MAJOR DRAMATIC WORKS

The importance of understanding and preserving West Indian culture is a prominent theme in Walcott's works. Many of his plays, often called "folk dramas," are firmly rooted in the common life and language of the West Indies, and they frequently evoke Caribbean dialect and legends. These folk dramas, including "The Sea at Dauphin," lone, Ti-Jean and His Brothers, and Dream on Monkey Mountain, are considered his most effective work for the theater. "The Sea at Dauphin," a tale of the St. Lucian fishing community's struggle to survive the forces of the sea, is derived from West Indian folklore and marks Walcott's first use of the native idiom. Ti-Jean and His Brothers, in which a humble, sensible boy named Ti-Jean succeeds in outwitting the Devil, continues the folk tradition by blending a morality play and a West Indian fable. The play celebrates the triumph of native resourcefulness over imperialist power and also comments on racism and the exploitation of the poor by the wealthy. Walcott explained his use of folklore and dialectical speech in this work: "The great challenge for me was to write as powerfully as I could without writing down to the audience, so that the large emotions could be taken in by a fisherman or a guy on the street, even if he didn't understand every line." Dream on Monkey Mountain is often considered Walcott's most successful play. It focuses on a charcoal vendor who descends from his mountain home to sell his wares but is jailed for drunkenness. While in jail, he dreams of becoming the king of a united Africa. Walcott has said that Dream on Monkey Mountain is about the West Indian search for identity and is concerned with the damage inflicted on the human soul by colonialism.
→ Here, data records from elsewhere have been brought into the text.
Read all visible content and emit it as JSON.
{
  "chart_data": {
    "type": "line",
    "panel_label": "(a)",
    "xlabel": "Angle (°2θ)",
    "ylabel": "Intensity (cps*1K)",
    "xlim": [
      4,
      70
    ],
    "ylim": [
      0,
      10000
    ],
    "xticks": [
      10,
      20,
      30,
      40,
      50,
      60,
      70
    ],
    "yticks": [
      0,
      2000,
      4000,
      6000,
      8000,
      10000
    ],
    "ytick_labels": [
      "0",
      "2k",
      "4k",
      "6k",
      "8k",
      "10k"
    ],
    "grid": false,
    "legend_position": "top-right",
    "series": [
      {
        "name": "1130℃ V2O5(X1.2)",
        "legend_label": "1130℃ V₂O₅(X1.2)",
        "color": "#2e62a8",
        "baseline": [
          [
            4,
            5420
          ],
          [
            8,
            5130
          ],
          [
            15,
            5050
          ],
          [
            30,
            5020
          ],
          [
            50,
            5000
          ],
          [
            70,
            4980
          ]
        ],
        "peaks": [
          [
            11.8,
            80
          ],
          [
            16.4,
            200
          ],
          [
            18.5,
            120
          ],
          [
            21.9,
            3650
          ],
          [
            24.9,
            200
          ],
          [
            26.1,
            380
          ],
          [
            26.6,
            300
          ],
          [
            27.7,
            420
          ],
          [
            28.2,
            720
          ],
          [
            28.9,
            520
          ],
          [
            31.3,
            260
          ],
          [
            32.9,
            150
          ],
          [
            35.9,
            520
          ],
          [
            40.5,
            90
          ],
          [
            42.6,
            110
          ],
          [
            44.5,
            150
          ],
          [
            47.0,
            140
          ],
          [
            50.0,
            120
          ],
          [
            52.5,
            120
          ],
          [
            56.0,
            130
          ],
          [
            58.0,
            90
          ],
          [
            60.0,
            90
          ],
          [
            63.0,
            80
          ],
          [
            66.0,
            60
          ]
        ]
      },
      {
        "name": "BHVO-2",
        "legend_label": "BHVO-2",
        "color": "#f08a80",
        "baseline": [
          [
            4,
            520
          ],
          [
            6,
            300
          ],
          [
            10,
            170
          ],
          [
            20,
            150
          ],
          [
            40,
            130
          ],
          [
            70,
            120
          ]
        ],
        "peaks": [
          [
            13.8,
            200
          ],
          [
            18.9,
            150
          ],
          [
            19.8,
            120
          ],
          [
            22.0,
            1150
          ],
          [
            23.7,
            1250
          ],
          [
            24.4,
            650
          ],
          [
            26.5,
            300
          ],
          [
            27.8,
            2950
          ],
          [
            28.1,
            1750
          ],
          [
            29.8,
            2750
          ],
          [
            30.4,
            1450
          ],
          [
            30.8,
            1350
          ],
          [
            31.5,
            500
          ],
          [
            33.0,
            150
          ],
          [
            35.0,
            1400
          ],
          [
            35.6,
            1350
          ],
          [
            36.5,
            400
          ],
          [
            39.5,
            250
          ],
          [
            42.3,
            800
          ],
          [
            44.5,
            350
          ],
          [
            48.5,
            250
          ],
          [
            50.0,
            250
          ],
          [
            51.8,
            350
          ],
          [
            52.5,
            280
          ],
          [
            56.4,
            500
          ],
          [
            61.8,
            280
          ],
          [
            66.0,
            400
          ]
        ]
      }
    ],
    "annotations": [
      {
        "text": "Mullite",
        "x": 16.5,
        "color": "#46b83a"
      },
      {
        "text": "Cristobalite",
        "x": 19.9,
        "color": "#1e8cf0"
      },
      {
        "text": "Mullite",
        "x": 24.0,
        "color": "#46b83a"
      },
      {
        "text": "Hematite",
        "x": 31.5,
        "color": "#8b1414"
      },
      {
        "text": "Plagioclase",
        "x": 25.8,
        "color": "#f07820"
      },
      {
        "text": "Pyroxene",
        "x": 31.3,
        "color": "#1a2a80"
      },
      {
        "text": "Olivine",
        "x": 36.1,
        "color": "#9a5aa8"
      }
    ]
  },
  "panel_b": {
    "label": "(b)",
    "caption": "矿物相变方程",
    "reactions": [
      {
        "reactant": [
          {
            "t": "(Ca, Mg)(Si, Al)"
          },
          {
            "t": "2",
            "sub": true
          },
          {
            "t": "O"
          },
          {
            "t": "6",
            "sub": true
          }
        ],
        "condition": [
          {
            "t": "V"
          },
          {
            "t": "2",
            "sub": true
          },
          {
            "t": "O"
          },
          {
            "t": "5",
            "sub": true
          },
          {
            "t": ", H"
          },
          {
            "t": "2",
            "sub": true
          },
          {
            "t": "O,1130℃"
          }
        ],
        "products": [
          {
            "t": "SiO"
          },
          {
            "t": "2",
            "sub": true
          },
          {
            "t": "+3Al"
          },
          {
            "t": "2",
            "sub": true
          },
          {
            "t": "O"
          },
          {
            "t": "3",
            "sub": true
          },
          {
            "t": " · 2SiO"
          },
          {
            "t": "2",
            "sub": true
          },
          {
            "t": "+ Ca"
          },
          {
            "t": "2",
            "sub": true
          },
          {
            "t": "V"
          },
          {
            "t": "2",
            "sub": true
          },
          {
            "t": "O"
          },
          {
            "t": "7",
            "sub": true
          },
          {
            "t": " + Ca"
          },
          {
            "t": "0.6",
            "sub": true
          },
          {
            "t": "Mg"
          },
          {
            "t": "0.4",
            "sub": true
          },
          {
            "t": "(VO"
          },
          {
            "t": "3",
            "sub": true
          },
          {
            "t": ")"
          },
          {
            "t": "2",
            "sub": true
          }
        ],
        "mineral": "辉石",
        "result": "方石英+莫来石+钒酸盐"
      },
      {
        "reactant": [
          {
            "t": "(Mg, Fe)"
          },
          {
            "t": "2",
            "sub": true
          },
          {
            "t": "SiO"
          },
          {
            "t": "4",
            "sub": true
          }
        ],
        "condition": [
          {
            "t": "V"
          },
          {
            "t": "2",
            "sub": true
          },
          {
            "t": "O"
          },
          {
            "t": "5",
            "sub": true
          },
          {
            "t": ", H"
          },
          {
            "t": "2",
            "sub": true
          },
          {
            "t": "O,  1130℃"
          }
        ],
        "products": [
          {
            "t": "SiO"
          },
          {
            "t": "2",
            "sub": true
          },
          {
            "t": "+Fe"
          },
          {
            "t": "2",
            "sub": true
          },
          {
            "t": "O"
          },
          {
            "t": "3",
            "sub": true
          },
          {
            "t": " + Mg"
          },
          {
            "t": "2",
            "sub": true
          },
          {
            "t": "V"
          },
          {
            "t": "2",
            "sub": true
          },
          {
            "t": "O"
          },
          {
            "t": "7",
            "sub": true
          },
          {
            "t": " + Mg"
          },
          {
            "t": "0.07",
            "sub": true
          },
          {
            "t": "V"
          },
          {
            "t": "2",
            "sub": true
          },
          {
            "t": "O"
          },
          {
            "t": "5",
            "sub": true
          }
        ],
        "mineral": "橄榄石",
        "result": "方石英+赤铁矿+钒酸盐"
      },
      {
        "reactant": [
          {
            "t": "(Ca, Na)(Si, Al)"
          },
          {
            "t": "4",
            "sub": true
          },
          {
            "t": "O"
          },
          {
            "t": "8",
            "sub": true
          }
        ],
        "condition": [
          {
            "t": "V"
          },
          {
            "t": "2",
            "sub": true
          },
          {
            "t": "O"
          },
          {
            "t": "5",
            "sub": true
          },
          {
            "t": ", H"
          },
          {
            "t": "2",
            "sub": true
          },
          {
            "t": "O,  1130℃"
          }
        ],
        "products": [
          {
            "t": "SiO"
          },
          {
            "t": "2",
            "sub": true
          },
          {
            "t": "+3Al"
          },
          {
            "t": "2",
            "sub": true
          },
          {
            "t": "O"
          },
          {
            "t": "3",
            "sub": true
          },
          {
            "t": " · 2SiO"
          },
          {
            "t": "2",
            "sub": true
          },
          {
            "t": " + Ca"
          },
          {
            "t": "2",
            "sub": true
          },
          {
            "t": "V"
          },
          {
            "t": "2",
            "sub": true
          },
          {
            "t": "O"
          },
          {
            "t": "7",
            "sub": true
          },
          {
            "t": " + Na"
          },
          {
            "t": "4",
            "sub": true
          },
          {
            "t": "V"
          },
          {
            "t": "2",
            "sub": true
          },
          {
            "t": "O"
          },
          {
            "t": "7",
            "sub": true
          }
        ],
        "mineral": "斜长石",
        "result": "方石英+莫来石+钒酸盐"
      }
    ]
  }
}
Combining dream and reality in the play, Walcott emphasizes what he perceives to be the dangers of replacing the realities of Caribbean cultural diversity with a romanticized vision of Africa in the hope of reestablishing cultural roots. Instead, Walcott advocates introspection and art as the means to rediscover one's personal and cultural heritage. He continues his search for identity in such later plays as O Babylon!, which focuses on the Rastafarian rejection of Western culture, Remembrance, and Pantomime.

CRITICAL RECEPTION

Critics and reviewers of Walcott's plays have focused on their synthesis of diverse elements—cultural, theatrical, linguistic—as well as their merging of dreams and reality. Lowell Fiet has examined Walcott's use of a variety of theatrical techniques and devices in his plays and has argued that increasingly "the act of performance itself, the play and/or plays within the play, rehearsals, creative processes, theatre settings, and actor/writer/artist characters become increasingly prominent metaphors in [Walcott's] interpretation of Caribbean culture and society." In a consideration of Walcott's use of "contradictory" language in Dream on Monkey Mountain, Jan R. Uhrbach has observed mat in the play nothing is certain: "Everything constantly changes: the characters' identities; the balance between reality and dream; the meanings of words, phrases, symbols, and images." Robert D. Hamner has underscored the playwright's utilization of a variety of theatrical and cultural material, calling Walcott's work a "theater of assimilation." This drama, he contends, "provides unique evidence in support of Donne's 'No man is an island, entire of itself.' Not only are mere elements of poetry, music, dance, narrative, mime; and influences of Eastern, Western, and local folk traditions; but undergirding them all is the personal experience of a comprehending intelligence; the man and the artist in the West Indies, Derek Walcott."